?
Ω Ω Ω
Qu’est-ce que c’était que cet endroit malsain ?
C’était la question que se posaient Hagrid, Malfoy et Ethan. Fraîchement jetés ici par cette espèce de Portoloin trafiqué, ils en étaient encore à reprendre leurs esprits ; ils avaient été drôlement secoués par le voyage, et l’atterrissage avait fini de les assommer pour de bon.

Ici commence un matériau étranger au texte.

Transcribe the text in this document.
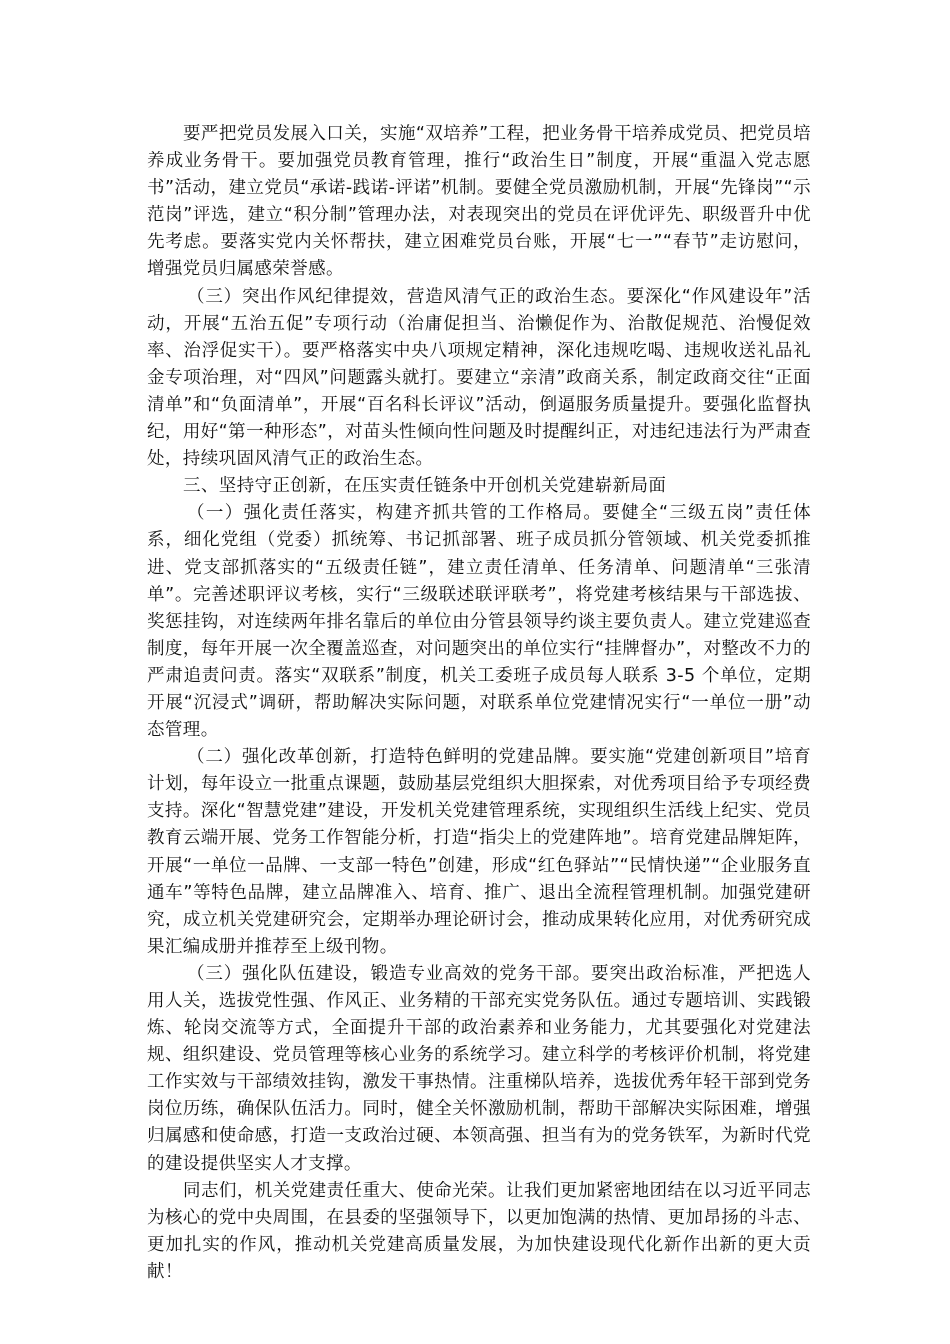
要严把党员发展入口关，实施“双培养”工程，把业务骨干培养成党员、把党员培养成业务骨干。要加强党员教育管理，推行“政治生日”制度，开展“重温入党志愿书”活动，建立党员“承诺-践诺-评诺”机制。要健全党员激励机制，开展“先锋岗”“示范岗”评选，建立“积分制”管理办法，对表现突出的党员在评优评先、职级晋升中优先考虑。要落实党内关怀帮扶，建立困难党员台账，开展“七一”“春节”走访慰问，增强党员归属感荣誉感。

（三）突出作风纪律提效，营造风清气正的政治生态。要深化“作风建设年”活动，开展“五治五促”专项行动（治庸促担当、治懒促作为、治散促规范、治慢促效率、治浮促实干）。要严格落实中央八项规定精神，深化违规吃喝、违规收送礼品礼金专项治理，对“四风”问题露头就打。要建立“亲清”政商关系，制定政商交往“正面清单”和“负面清单”，开展“百名科长评议”活动，倒逼服务质量提升。要强化监督执纪，用好“第一种形态”，对苗头性倾向性问题及时提醒纠正，对违纪违法行为严肃查处，持续巩固风清气正的政治生态。

三、坚持守正创新，在压实责任链条中开创机关党建崭新局面

（一）强化责任落实，构建齐抓共管的工作格局。要健全“三级五岗”责任体系，细化党组（党委）抓统筹、书记抓部署、班子成员抓分管领域、机关党委抓推进、党支部抓落实的“五级责任链”，建立责任清单、任务清单、问题清单“三张清单”。完善述职评议考核，实行“三级联述联评联考”，将党建考核结果与干部选拔、奖惩挂钩，对连续两年排名靠后的单位由分管县领导约谈主要负责人。建立党建巡查制度，每年开展一次全覆盖巡查，对问题突出的单位实行“挂牌督办”，对整改不力的严肃追责问责。落实“双联系”制度，机关工委班子成员每人联系 3-5 个单位，定期开展“沉浸式”调研，帮助解决实际问题，对联系单位党建情况实行“一单位一册”动态管理。

（二）强化改革创新，打造特色鲜明的党建品牌。要实施“党建创新项目”培育计划，每年设立一批重点课题，鼓励基层党组织大胆探索，对优秀项目给予专项经费支持。深化“智慧党建”建设，开发机关党建管理系统，实现组织生活线上纪实、党员教育云端开展、党务工作智能分析，打造“指尖上的党建阵地”。培育党建品牌矩阵，开展“一单位一品牌、一支部一特色”创建，形成“红色驿站”“民情快递”“企业服务直通车”等特色品牌，建立品牌准入、培育、推广、退出全流程管理机制。加强党建研究，成立机关党建研究会，定期举办理论研讨会，推动成果转化应用，对优秀研究成果汇编成册并推荐至上级刊物。

（三）强化队伍建设，锻造专业高效的党务干部。要突出政治标准，严把选人用人关，选拔党性强、作风正、业务精的干部充实党务队伍。通过专题培训、实践锻炼、轮岗交流等方式，全面提升干部的政治素养和业务能力，尤其要强化对党建法规、组织建设、党员管理等核心业务的系统学习。建立科学的考核评价机制，将党建工作实效与干部绩效挂钩，激发干事热情。注重梯队培养，选拔优秀年轻干部到党务岗位历练，确保队伍活力。同时，健全关怀激励机制，帮助干部解决实际困难，增强归属感和使命感，打造一支政治过硬、本领高强、担当有为的党务铁军，为新时代党的建设提供坚实人才支撑。

同志们，机关党建责任重大、使命光荣。让我们更加紧密地团结在以习近平同志为核心的党中央周围，在县委的坚强领导下，以更加饱满的热情、更加昂扬的斗志、更加扎实的作风，推动机关党建高质量发展，为加快建设现代化新作出新的更大贡献！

Ethan s’était assis par terre, en tailleur, histoire de réfléchir à tout ça calmement ; Hagrid faisait quelques pas, pour remettre ses idées en place, les mains dans le dos ; quant à Draco, il venait de glisser son fume-cigarette entre ses lèvres et, tout en fouillant dans ses poches à la recherche d’une allumette, s’était approché d’une des fenêtres, dont les vitraux étaient explosés.
" Sacré nom de Zeus ! " s’exclama-t-il, sur un ton réellement surpris.
Ethan esquissa un sourire – son vieil ami n’avait pas perdu l’usage de ces expressions désuètes et ridicules. Il se leva et le rejoignit, pour jeter un coup d’œil alentour.
" - Eh bien, nous voilà paumés dans le trou du cul du monde, les enfants, fit-il remarquer fort justement.
Draco eut un sourire que Ethan eut du mal à qualifier.
Le jeune homme s’était appuyé contre le mur, et tirait lascivement sur son fume-cigarette ; à le voir, on savait d’emblée qu’il n’était pas là pour s’amuser, et pourtant, quelque chose dans sa façon d’être sous-entendait le contraire. C’était comme s’il était venu, juste pour faire genre.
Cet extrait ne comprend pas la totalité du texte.